As the Occupy movement creeps ever closer to Toronto, we who support it brace ourselves for the inevitable backlash, not only from voices of power, but also from an eerily complacent middle class. Toronto had a foretaste of this more than a year ago when the G20 leaders came to town and those who spoke out against this presence and what it signifies were rounded up and thrown into holding pens. This week we hear the echo of criticisms that were leveled against protesters more than a year ago:
• You’re incoherent. So many different voices saying so many different – sometimes contradictory – things. The message gets lost in the noise.
• You don’t make specific demands. How can change happen when you don’t seem to know what you want?
• You’re a bunch of hypocrites. Anti-corporate, anti-capital, while you tweet away on your iPhones.
These criticisms boil down to the well-worn KISS rule: keep it simple stupid. That’s what the critics demand. Not surprisingly, this rule is the prime directive of the very media responsible for disseminating these criticisms. If it can’t be reduced to a 3-second sound byte, or to a clever cartoon, or to a pithy headline, then it isn’t real. Methodically developed argument has no place here. Nuanced reflection has no place here. Careful research has no place here.
The KISS rule is as much about keeping people stupid as it is about making things simple. We find an illustration with the late Steve Jobs, founder of Apple Inc., who steered the company to its present position as the second largest corporation in the world. Jobs was renowned for his AGM presentations. Always on message. He told everyone what he was about to say. Then he said it. And when he was done, there was never any doubt about what he had just said. This formula for clarity was an extension of Apple products themselves. They were designed to hide technological complexity so that users could focus on creative tasks like mixing audio tracks or editing videos or designing book covers. Since Steve Jobs’ death, millions have expressed a regret at his loss sometimes verging on a strange messianic grief.
Those who have not been swept up by the messianic fervor remind us that the hidden wires and complicated gizmos are still there, and no matter how simple the message, the complexity will not go away. More sinister is the possibility that simplicity has become a manipulation. The iTunes music store is easy to use, which means we are more likely to surrender significant gobs of personal information as a surreptitious cost of making purchases through this media portal. It also means that we are more likely to overlook certain awkward facts, like the iTune TOS which makes our contractual relationship with Apple Inc. anything but simple; or its history of censorship; or its supply chain to sweatshops in China and coltan mines in the DRC. The lure of simplicity blinds us to its cost.
People go on about simplicity as if it were a social value we ought to promote; simplicity is the province of the common man; it speaks our language, just like Don Cherry; complexity, on the other hand, is elitist and not to be trusted.
I take a different view of things. Imagine if a news reporter went to a quantum physicist and said: “Make it all simple for me so I can understand.” The quantum physicist would face two hurdles.
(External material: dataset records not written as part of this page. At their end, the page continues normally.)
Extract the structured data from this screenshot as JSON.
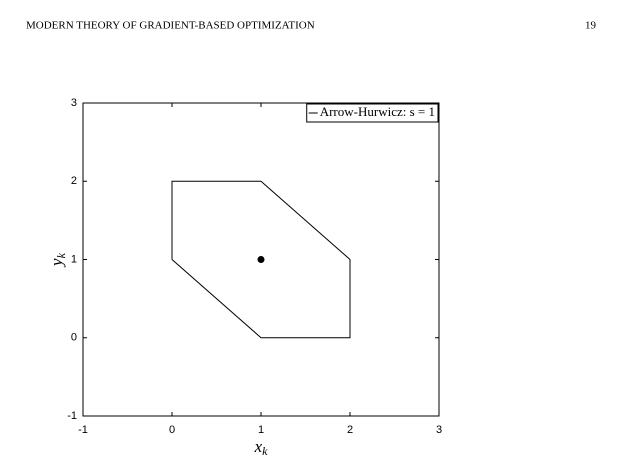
{
  "header": {
    "title": "MODERN THEORY OF GRADIENT-BASED OPTIMIZATION",
    "page": "19"
  },
  "chart_data": {
    "type": "line",
    "xlabel": {
      "symbol": "x",
      "subscript": "k"
    },
    "ylabel": {
      "symbol": "y",
      "subscript": "k"
    },
    "xlim": [
      -1,
      3
    ],
    "xticks": [
      -1,
      0,
      1,
      2,
      3
    ],
    "ylim": [
      -1,
      3
    ],
    "yticks": [
      -1,
      0,
      1,
      2,
      3
    ],
    "legend": "upper right",
    "series": [
      {
        "name": "Arrow-Hurwicz: s = 1",
        "color": "#000000",
        "x": [
          0,
          0,
          1,
          2,
          2,
          1,
          0
        ],
        "values": [
          1,
          2,
          2,
          1,
          0,
          0,
          1
        ]
      },
      {
        "color": "#000000",
        "marker": "dot",
        "x": [
          1
        ],
        "values": [
          1
        ]
      }
    ]
  }
}
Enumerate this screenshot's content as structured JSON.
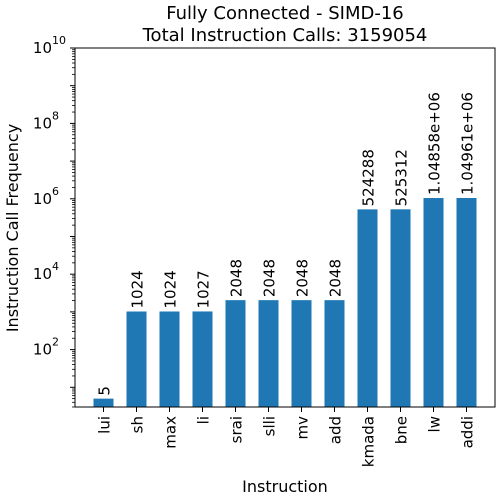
{
  "chart_data": {
    "type": "bar",
    "title": "Fully Connected - SIMD-16",
    "subtitle": "Total Instruction Calls: 3159054",
    "xlabel": "Instruction",
    "ylabel": "Instruction Call Frequency",
    "yscale": "log",
    "ylim": [
      3,
      10000000000
    ],
    "yticks": [
      {
        "value": 100,
        "base": "10",
        "exp": "2"
      },
      {
        "value": 10000,
        "base": "10",
        "exp": "4"
      },
      {
        "value": 1000000,
        "base": "10",
        "exp": "6"
      },
      {
        "value": 100000000,
        "base": "10",
        "exp": "8"
      },
      {
        "value": 10000000000,
        "base": "10",
        "exp": "10"
      }
    ],
    "bar_color": "#1f77b4",
    "categories": [
      "lui",
      "sh",
      "max",
      "li",
      "srai",
      "slli",
      "mv",
      "add",
      "kmada",
      "bne",
      "lw",
      "addi"
    ],
    "values": [
      5,
      1024,
      1024,
      1027,
      2048,
      2048,
      2048,
      2048,
      524288,
      525312,
      1048580,
      1049610
    ],
    "data_labels": [
      "5",
      "1024",
      "1024",
      "1027",
      "2048",
      "2048",
      "2048",
      "2048",
      "524288",
      "525312",
      "1.04858e+06",
      "1.04961e+06"
    ]
  }
}
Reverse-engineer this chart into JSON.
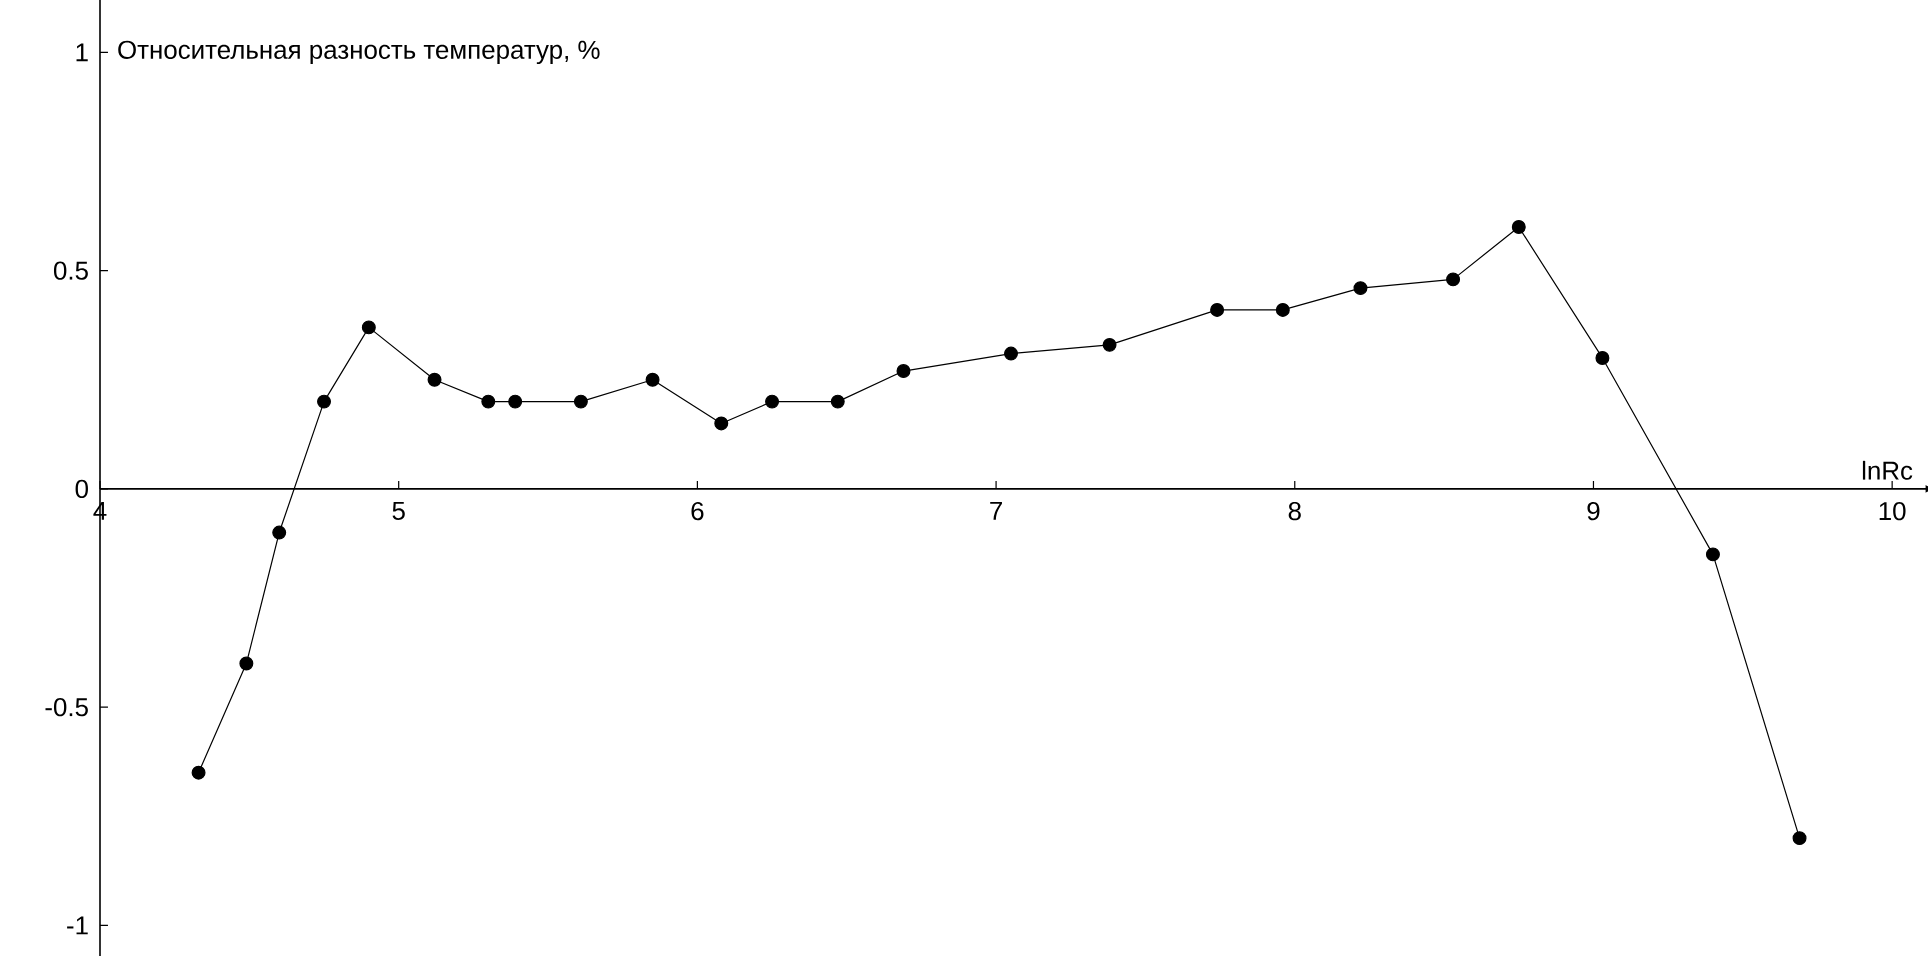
{
  "chart_data": {
    "type": "line",
    "ylabel": "Относительная разность температур, %",
    "xlabel": "lnRc",
    "x": [
      4.33,
      4.49,
      4.6,
      4.75,
      4.9,
      5.12,
      5.3,
      5.39,
      5.61,
      5.85,
      6.08,
      6.25,
      6.47,
      6.69,
      7.05,
      7.38,
      7.74,
      7.96,
      8.22,
      8.53,
      8.75,
      9.03,
      9.4,
      9.69
    ],
    "values": [
      -0.65,
      -0.4,
      -0.1,
      0.2,
      0.37,
      0.25,
      0.2,
      0.2,
      0.2,
      0.25,
      0.15,
      0.2,
      0.2,
      0.27,
      0.31,
      0.33,
      0.41,
      0.41,
      0.46,
      0.48,
      0.6,
      0.3,
      -0.15,
      -0.8
    ],
    "color": "#000000",
    "marker": "circle",
    "xlim": [
      4,
      10.1
    ],
    "ylim": [
      -1.07,
      1.12
    ],
    "xticks": [
      4,
      5,
      6,
      7,
      8,
      9,
      10
    ],
    "yticks": [
      -1,
      -0.5,
      0,
      0.5,
      1
    ]
  }
}
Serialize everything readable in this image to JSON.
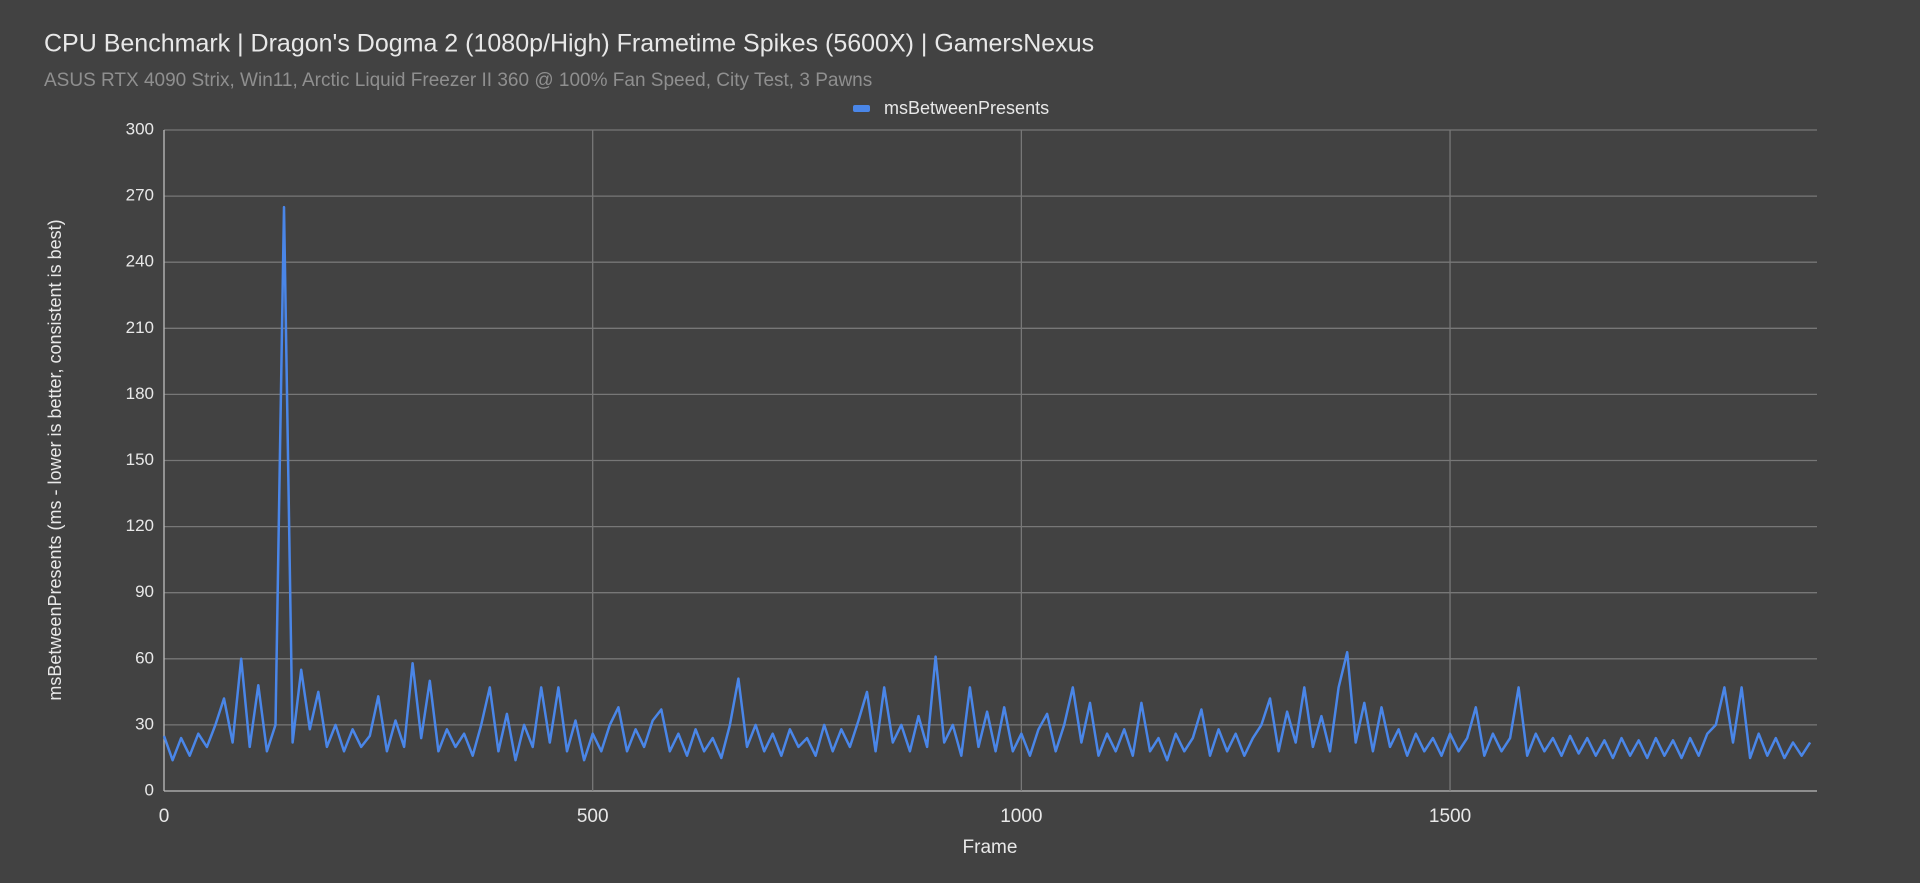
{
  "chart_data": {
    "type": "line",
    "title": "CPU Benchmark | Dragon's Dogma 2 (1080p/High) Frametime Spikes (5600X) | GamersNexus",
    "subtitle": "ASUS RTX 4090 Strix, Win11, Arctic Liquid Freezer II 360 @ 100% Fan Speed, City Test, 3 Pawns",
    "x_label": "Frame",
    "y_label": "msBetweenPresents (ms - lower is better, consistent is best)",
    "xlim": [
      0,
      1928
    ],
    "xticks": [
      0,
      500,
      1000,
      1500
    ],
    "ylim": [
      0,
      300
    ],
    "yticks": [
      0,
      30,
      60,
      90,
      120,
      150,
      180,
      210,
      240,
      270,
      300
    ],
    "grid": true,
    "legend": "top",
    "x": [
      0,
      10,
      20,
      30,
      40,
      50,
      60,
      70,
      80,
      90,
      100,
      110,
      120,
      130,
      140,
      150,
      160,
      170,
      180,
      190,
      200,
      210,
      220,
      230,
      240,
      250,
      260,
      270,
      280,
      290,
      300,
      310,
      320,
      330,
      340,
      350,
      360,
      370,
      380,
      390,
      400,
      410,
      420,
      430,
      440,
      450,
      460,
      470,
      480,
      490,
      500,
      510,
      520,
      530,
      540,
      550,
      560,
      570,
      580,
      590,
      600,
      610,
      620,
      630,
      640,
      650,
      660,
      670,
      680,
      690,
      700,
      710,
      720,
      730,
      740,
      750,
      760,
      770,
      780,
      790,
      800,
      810,
      820,
      830,
      840,
      850,
      860,
      870,
      880,
      890,
      900,
      910,
      920,
      930,
      940,
      950,
      960,
      970,
      980,
      990,
      1000,
      1010,
      1020,
      1030,
      1040,
      1050,
      1060,
      1070,
      1080,
      1090,
      1100,
      1110,
      1120,
      1130,
      1140,
      1150,
      1160,
      1170,
      1180,
      1190,
      1200,
      1210,
      1220,
      1230,
      1240,
      1250,
      1260,
      1270,
      1280,
      1290,
      1300,
      1310,
      1320,
      1330,
      1340,
      1350,
      1360,
      1370,
      1380,
      1390,
      1400,
      1410,
      1420,
      1430,
      1440,
      1450,
      1460,
      1470,
      1480,
      1490,
      1500,
      1510,
      1520,
      1530,
      1540,
      1550,
      1560,
      1570,
      1580,
      1590,
      1600,
      1610,
      1620,
      1630,
      1640,
      1650,
      1660,
      1670,
      1680,
      1690,
      1700,
      1710,
      1720,
      1730,
      1740,
      1750,
      1760,
      1770,
      1780,
      1790,
      1800,
      1810,
      1820,
      1830,
      1840,
      1850,
      1860,
      1870,
      1880,
      1890,
      1900,
      1910,
      1920
    ],
    "series": [
      {
        "name": "msBetweenPresents",
        "color": "#4a86e8",
        "values": [
          25,
          14,
          24,
          16,
          26,
          20,
          30,
          42,
          22,
          60,
          20,
          48,
          18,
          30,
          265,
          22,
          55,
          28,
          45,
          20,
          30,
          18,
          28,
          20,
          25,
          43,
          18,
          32,
          20,
          58,
          24,
          50,
          18,
          28,
          20,
          26,
          16,
          30,
          47,
          18,
          35,
          14,
          30,
          20,
          47,
          22,
          47,
          18,
          32,
          14,
          26,
          18,
          30,
          38,
          18,
          28,
          20,
          32,
          37,
          18,
          26,
          16,
          28,
          18,
          24,
          15,
          30,
          51,
          20,
          30,
          18,
          26,
          16,
          28,
          20,
          24,
          16,
          30,
          18,
          28,
          20,
          32,
          45,
          18,
          47,
          22,
          30,
          18,
          34,
          20,
          61,
          22,
          30,
          16,
          47,
          20,
          36,
          18,
          38,
          18,
          26,
          16,
          28,
          35,
          18,
          30,
          47,
          22,
          40,
          16,
          26,
          18,
          28,
          16,
          40,
          18,
          24,
          14,
          26,
          18,
          24,
          37,
          16,
          28,
          18,
          26,
          16,
          24,
          30,
          42,
          18,
          36,
          22,
          47,
          20,
          34,
          18,
          47,
          63,
          22,
          40,
          18,
          38,
          20,
          28,
          16,
          26,
          18,
          24,
          16,
          26,
          18,
          24,
          38,
          16,
          26,
          18,
          24,
          47,
          16,
          26,
          18,
          24,
          16,
          25,
          17,
          24,
          16,
          23,
          15,
          24,
          16,
          23,
          15,
          24,
          16,
          23,
          15,
          24,
          16,
          26,
          30,
          47,
          22,
          47,
          15,
          26,
          16,
          24,
          15,
          22,
          16,
          22
        ]
      }
    ]
  }
}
First, the universe isn’t simple. Demanding simplicity from complex systems is like demanding that the sky glow pink with purple polka-dots. You can’t demand that the conditions of reality be changed at your whim. Second, even if the quantum physicist could make things simple, the news reporter might not have the cognitive ability to understand in any event. There are practical limits to the comprehensibility of complex systems.
Too often we confuse accessibility with simplicity. I differentiate them by noting that simplicity is a manipulation. Accessibility is its antidote. Simplicity can be benign, but as with my Apple Inc. illustration, it can be deployed to darker ends. While my hypothetical quantum physicist may rebuff the news reporter’s request to make things simple, he can still make his discipline accessible. He’s never going to say: “But there are a few facts we will always keep secret from you because quantum physicists have a special fraternity and you can never belong.” Instead, he will point the news reporter to books and university courses. To the extent the news reporter is able, he is free to learn all there is to know about quantum physics.
It bears asking whether the powers that influence our lives – government, corporations, media, financial institutions – are accessible in the same way that my hypothetical quantum physicist is accessible. Or do these organizations function more like a fraternity that closely guards its secrets?
The Occupy Wall Street protests are far from simple. They reflect a complicated reality. Besides, simplicity would be dishonest and would risk excluding those whose experiences were not captured by a simple message. Notwithstanding a lack of simplicity, the protests are accessible. As with the news reporter quizzing the quantum physicist, accessibility demands something of the critics who accuse the movement of being incoherent and too complicated. The critics won’t find their answers in three-second sound bytes. They’ll find their answers by listening closely. By spending time with individuals and hearing their stories. By asking: What have you lost? How have you been hurt?